The Hail Mary started a 10-game losing streak that got so embarrassing for the Bears that it forced ownership to fire a head coach in season for the first time ever. Chicago has seen many bad offenses before, but Eberflus’ incompetence went so far beyond that: his clock management was atrocious, his decision-making in key moments was inscrutable, and he was the absolute worst judge of how to use a challege flag in football. The Bears went 14-32 under his watch, killing the optimism around one talented QB prospect and starting the cycle of doubt about another in the process.

The Bears moved on by hiring Ben Johnson over the offseason, while Eberflus accepted a demotion back to defensive coordinator with the Dallas Cowboys. Just went it felt like both sides had turned the page, a scathing three-part series attacking QB Caleb Williams dropped days before the season started that was fully sourced by former Eberflus staff members with an axe to grind against their former rookie quarterback.

Chicago didn’t need any extra motivation as Eberflus returned to Soldier Field in Week 3 against the Cowboys, not when it was already 0-2 and coming off an absolute smacking by the Detroit Lions a week earlier. If anything, the Bears should have seen Eberflus’ return as an opportunity. Dallas had just allowed 450 yards and three touchdowns to 36-year-old Russell Wilson, and the Bears knew first-hand how Eberflus’ patented zones had a way of getting struggling offenses back in a rhythm.

The Bears blasted the Cowboys, 31-14, to get the first win of the Ben Johnson era in front of the man he replaced. Eberflus was incapable of getting Williams going as his head coach, but facing his defense was exactly what the young QB needed for arguably the best game of his career.

Williams finished with 298 yards passing with four touchdowns, no interceptions, and for the first time in his career — no sacks. Johnson chose Chicago over interest from other teams because he wanted to work with the 2024 No. 1 overall draft pick, and they made magic together all afternoon against Eberflus’ defense:

Williams struggled with his accuracy in the Bears’ Week 1 meltdown against the Vikings, and it was hard to get too excited about his improved play in Week 2 as Lions stomped Chicago. What was so impressive about how he led the Bears’ offense against the Cowboys is just how easy everything looked: receivers were running open all afternoon, Williams calmly evaded any pressure, and it felt like an explosive play was always around the corner. Maybe it’s no surprise that his get-right game happened against the same defense he saw in practice every day last year, and one that’s especially ineffective without a proven pass rusher like the one the Cowboys just shipped out.

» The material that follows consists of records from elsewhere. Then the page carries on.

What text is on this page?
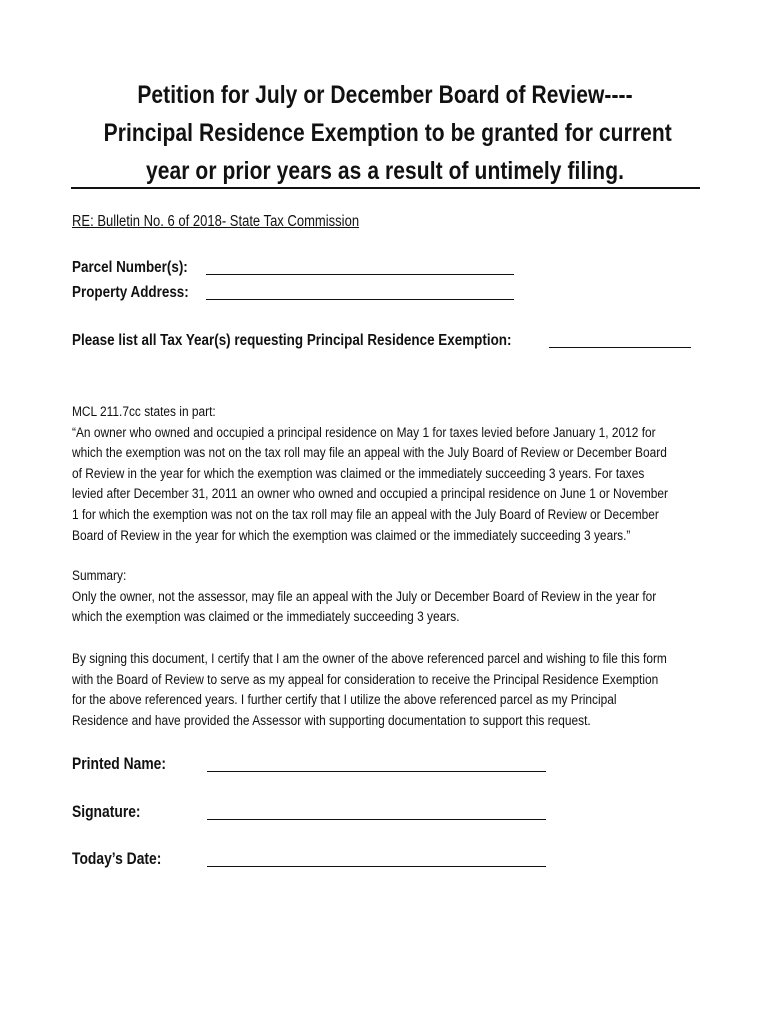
Petition for July or December Board of Review----
Principal Residence Exemption to be granted for current
year or prior years as a result of untimely filing.
RE: Bulletin No. 6 of 2018- State Tax Commission
Parcel Number(s):
Property Address:
Please list all Tax Year(s) requesting Principal Residence Exemption:
MCL 211.7cc states in part:
“An owner who owned and occupied a principal residence on May 1 for taxes levied before January 1, 2012 for
which the exemption was not on the tax roll may file an appeal with the July Board of Review or December Board
of Review in the year for which the exemption was claimed or the immediately succeeding 3 years. For taxes
levied after December 31, 2011 an owner who owned and occupied a principal residence on June 1 or November
1 for which the exemption was not on the tax roll may file an appeal with the July Board of Review or December
Board of Review in the year for which the exemption was claimed or the immediately succeeding 3 years.”
Summary:
Only the owner, not the assessor, may file an appeal with the July or December Board of Review in the year for
which the exemption was claimed or the immediately succeeding 3 years.
By signing this document, I certify that I am the owner of the above referenced parcel and wishing to file this form
with the Board of Review to serve as my appeal for consideration to receive the Principal Residence Exemption
for the above referenced years. I further certify that I utilize the above referenced parcel as my Principal
Residence and have provided the Assessor with supporting documentation to support this request.
Printed Name:
Signature:
Today’s Date:
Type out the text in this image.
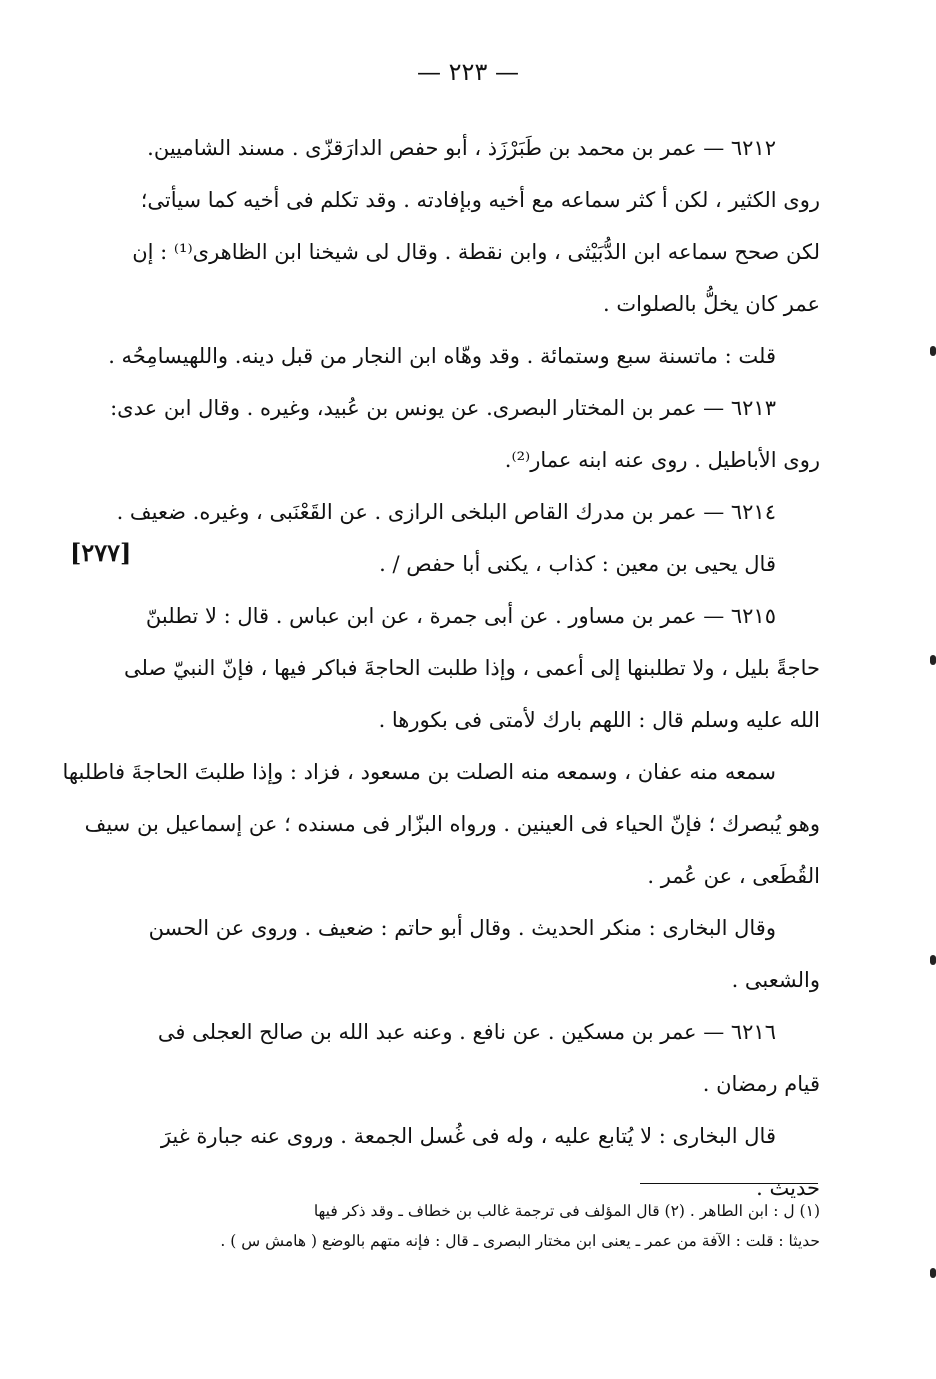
— ٢٢٣ —
٦٢١٢ — عمر بن محمد بن طَبَرْزَذ ، أبو حفص الدارَقزّى . مسند الشاميين.
روى الكثير ، لكن أ كثر سماعه مع أخيه وبإفادته . وقد تكلم فى أخيه كما سيأتى؛
لكن صحح سماعه ابن الدُّبَيْثى ، وابن نقطة . وقال لى شيخنا ابن الظاهرى⁽¹⁾ : إن
عمر كان يخلُّ بالصلوات .
قلت : ماتسنة سبع وستمائة . وقد وهّاه ابن النجار من قبل دينه. واللهيسامِحُه .
٦٢١٣ — عمر بن المختار البصرى. عن يونس بن عُبيد، وغيره . وقال ابن عدى:
روى الأباطيل . روى عنه ابنه عمار⁽²⁾.
٦٢١٤ — عمر بن مدرك القاص البلخى الرازى . عن القَعْنَبى ، وغيره. ضعيف .
قال يحيى بن معين : كذاب ، يكنى أبا حفص / .
٦٢١٥ — عمر بن مساور . عن أبى جمرة ، عن ابن عباس . قال : لا تطلبنّ
حاجةً بليل ، ولا تطلبنها إلى أعمى ، وإذا طلبت الحاجةَ فباكر فيها ، فإنّ النبيّ صلى
الله عليه وسلم قال : اللهم بارك لأمتى فى بكورها .
سمعه منه عفان ، وسمعه منه الصلت بن مسعود ، فزاد : وإذا طلبتَ الحاجةَ فاطلبها
وهو يُبصرك ؛ فإنّ الحياء فى العينين . ورواه البزّار فى مسنده ؛ عن إسماعيل بن سيف
القُطَعى ، عن عُمر .
وقال البخارى : منكر الحديث . وقال أبو حاتم : ضعيف . وروى عن الحسن
والشعبى .
٦٢١٦ — عمر بن مسكين . عن نافع . وعنه عبد الله بن صالح العجلى فى
قيام رمضان .
قال البخارى : لا يُتابع عليه ، وله فى غُسل الجمعة . وروى عنه جبارة غيرَ
حديث .
[٢٧٧]
(١) ل : ابن الطاهر . (٢) قال المؤلف فى ترجمة غالب بن خطاف ـ وقد ذكر فيها
حديثا : قلت : الآفة من عمر ـ يعنى ابن مختار البصرى ـ قال : فإنه متهم بالوضع ( هامش س ) .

Williams looked like a QB who knew exactly where the soft pockets were against the Eberflus zone, and this time he (mostly) delivered the ball on time and on target.

You can debate whether Williams deserved to be called a generational talent as a prospect. What can’t be denied is that he was the consensus No. 1 pick in his draft class for two full years, even in a great QB class that saw six signal callers go in the top 12. Under Eberflus, Williams looked constantly frazzled as he was sacked a league-high 68 times behind a porous offensive line. There were shades of the playmaking and arm talent that made him such a highly-touted prospect, but it was hard to truly evaluate him when the coaching and offensive line were both terrible.

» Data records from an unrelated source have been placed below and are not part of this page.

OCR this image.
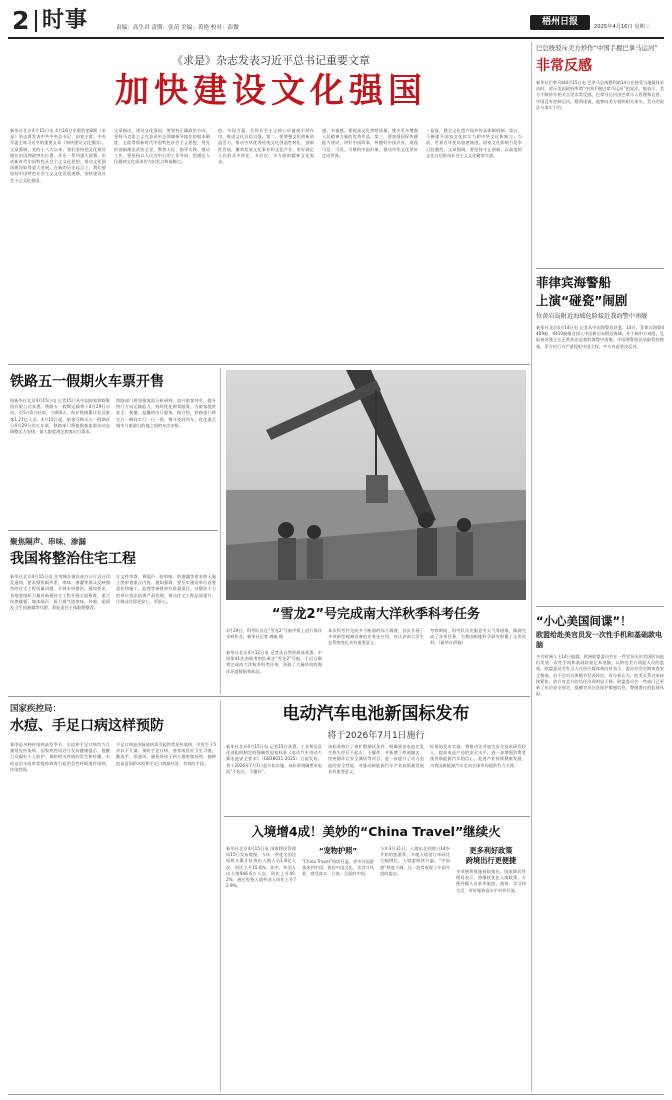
2 时事	责编：高生君 责期：张苗 美编：黄艳 校对：彭微
梧州日报	2025年4月16日 星期三
《求是》杂志发表习近平总书记重要文章
加快建设文化强国
新华社北京4月15日电 4月16日出版的第8期《求是》杂志将发表中共中央总书记、国家主席、中央军委主席习近平的重要文章《加快建设文化强国》。文章强调，党的十八大以来，我们坚持把文化建设摆在治国理政突出位置，作出一系列重大部署，形成新时代中国特色社会主义文化思想，推动文化强国建设取得重大进展。在新的历史起点上，我们要坚持中国特色社会主义文化发展道路，加快建设社会主义文化强国。
文章指出，建设文化强国，要坚持正确政治方向，坚持马克思主义在意识形态领域指导地位的根本制度，全面贯彻新时代中国特色社会主义思想，用党的创新理论武装全党、教育人民、指导实践、推动工作。要坚持以人民为中心的工作导向，把满足人民精神文化需求作为出发点和落脚点。
值、中国力量，发挥社会主义核心价值观引领作用，推进文化自信自强。第二，要增强文化创新创造活力，推动中华优秀传统文化创造性转化、创新性发展，繁荣发展文化事业和文化产业，更好满足人民群众多样化、多层次、多方面的精神文化需求。
感、幸福感。要提高文化供给质量，推出更多增强人民精神力量的优秀作品。第三，要加强国际传播能力建设，讲好中国故事，传播好中国声音，展现可信、可爱、可敬的中国形象，推动中华文化更好走向世界。
一监督，健全文化遗产保护传承体制机制。第五，不断提升国家文化软实力和中华文化影响力。当前，世界百年变局加速演进，国家文化影响力竞争日趋激烈。文章强调，要坚持守正创新，以高度的文化自信推动社会主义文化繁荣兴盛。
巴总统驳斥美方炒作“中国手握巴拿马运河”
非常反感
新华社巴拿马城4月15日电 巴拿马总统穆利诺14日在接受当地媒体采访时，驳斥美国政府所谓“中国手握巴拿马运河”的说法。他表示，美方不断炒作相关言论非常反感，巴拿马运河由巴拿马人管理和运营，中国没有控制运河。穆利诺说，他曾向美方说明相关事实，美方的说法与事实不符。
菲律宾海警船
上演“碰瓷”闹剧
位黄岩岛附近海域危险接近我海警中南舰
新华社北京4月14日电 记者从中国海警局获悉，14日，菲律宾海警4409船、4410船擅自闯入中国黄岩岛附近海域，并不顾中方劝阻，危险接近我正在正常执法巡查的海警中南舰。中国海警依法采取管控措施，菲方的行为严重侵犯中国主权，中方对此坚决反对。
“小心美国间谍”！
欧盟给赴美官员发一次性手机和基础款电脑
多名欧洲人士14日披露，欧洲联盟委员会在一些官员出访美国时向他们发放一次性手机和基础款笔记本电脑，以防范美方情报人员的监视。欧盟委员会发言人在回应媒体询问时表示，委员会会定期审查安全措施，但不会对具体细节发表评论。有分析认为，欧美关系近来持续紧张，欧方对美方的信任出现明显下降。欧盟委员会一些部门已更新了出访安全规定，提醒官员注意保护敏感信息，警惕潜在的监视风险。
铁路五一假期火车票开售
据新华社北京4月15日电 记者15日从中国国家铁路集团有限公司获悉，铁路五一假期运输将于4月29日启动，至5月6日结束，为期8天。预计铁路累计发送旅客1.27亿人次。4月15日起，旅客可购买五一假期首日4月29日的火车票，铁路部门将根据客流需求动态调整运力安排，最大限度满足旅客出行需求。
铁路部门将加强客流分析研判，加开旅客列车，提升热门方向运输能力，持续优化购票服务，为旅客提供安全、便捷、温馨的出行服务。据介绍，铁路部门将在五一期间实行一日一图，增开夜间列车，优化重点城市与旅游目的地之间的车次安排。
聚焦隔声、串味、渗漏
我国将整治住宅工程
新华社北京4月15日电 住房城乡建设部办公厅近日印发通知，要求聚焦隔声差、串味、渗漏等群众反映强烈的住宅工程质量问题，开展专项整治。通知要求，各地要组织力量对新建住宅工程开展全面排查，重点检查楼板、墙体隔声，厨卫排气道串味，外墙、屋面及卫生间渗漏等问题，督促责任主体限期整改。
计文件审查，将隔声、防串味、防渗漏等要求纳入施工图审查重点内容。通知强调，要压实建设单位首要责任和施工、监理等参建单位质量责任，对整治不力的单位依法依规严肃处理，推动住宅工程品质提升，让群众住得更安心、更舒心。
“雪龙2”号完成南大洋秋季科考任务
3月29日，科考队员在“雪龙2”号船甲板上进行海洋采样作业。新华社记者 周喻 摄
新华社北京4月12日电 记者从自然资源部获悉，中国第41次南极考察队乘坐“雪龙2”号船，于近日顺利完成南大洋秋季科考任务，获取了大量珍贵的海洋环境数据和样品。
本次科考共完成多个断面的综合调查，首次开展了多项新型观测设备的业务化应用，对认识南大洋生态系统变化具有重要意义。
考察期间，科考队员克服恶劣天气等困难，圆满完成了各项任务，为我国极地科学研究积累了宝贵资料。（新华社供稿）
电动汽车电池新国标发布
将于2026年7月1日施行
新华社北京4月15日电 记者15日获悉，工业和信息化部组织制定的强制性国家标准《电动汽车用动力蓄电池安全要求》（GB38031-2025）日前发布，将于2026年7月1日起开始实施。该标准明确要求电池“不起火、不爆炸”。
该标准修订了热扩散测试条件，明确要求电池在发生热失控后不起火、不爆炸，并新增了底部撞击、快充循环后安全测试等项目，进一步提升了动力电池的安全性能，对推动新能源汽车产业高质量发展具有重要意义。
标准的发布实施，将推动企业加大安全技术研发投入，提高电池产品的安全水平，进一步增强消费者使用新能源汽车的信心，促进产业持续健康发展，为我国新能源汽车走向全球市场提供有力支撑。
国家疾控局：
水痘、手足口病这样预防
春季是多种传染病高发季节。水痘和手足口病均为儿童常见传染病，国家疾控局近日发布健康提示，提醒公众做好个人防护，预防相关疾病的发生和传播。水痘是由水痘带状疱疹病毒引起的急性呼吸道传染病，传染性强。
手足口病是由肠道病毒引起的常见传染病，多发生于5岁以下儿童。预防手足口病，要养成良好卫生习惯，勤洗手、常通风，避免带孩子到人群密集场所。接种疫苗是预防水痘和手足口病最经济、有效的手段。
入境增4成！美妙的“China Travel”继续火
新华社北京4月15日电 国家移民管理局15日发布数据，今年一季度全国边检机关累计检查出入境人员1.8亿人次，同比上升15.6%。其中，外国人出入境946.6万人次，同比上升40.2%，通过免签入境外国人同比上升72.9%。
“宠物护照”
“China Travel”持续升温。更多外国游客来到中国，体验中国文化、美食与风景，感受真实、立体、全面的中国。
今年3月31日，入境东北到底日14岁开始的旅游季，多地入境游订单同比大幅增长。入境游持续升温，“中国游”热度不减，这一趋势展现了中国开放的姿态。
更多利好政策
跨境出行更便捷
多项便利措施持续推出。国家移民管理局表示，将继续优化入境政策，方便外籍人员来华旅游、商务、学习和生活，更好服务高水平对外开放。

Now that Johnson has his hands on Williams, Chicago is already seeing the rocket arm and slippery creation ability that made him so promising.

The Bears still have a long way to go, but there are real signs of growth that just weren’t there last season. Doing it against the same blundering coach that restricted progress last year just makes it feel even better.

The Cowboys’ bad defense certainly isn’t all Eberflus’ fault. He thought he’d be coaching Micah Parsons this year; without him, Dallas now has one of the most limp pass rushes in the league. The Cowboys just don’t have the horses on defense right now even if their scheme was airtight.

The Bears will take a win anyway it can get one. Chicago looks like it actually has an explosive offense right now, with a highly-touted QB making high-level throws and an offensive mastermind head coach drawing up some brilliant plays. If only for a week, the Matt Eberflus era never felt so far away.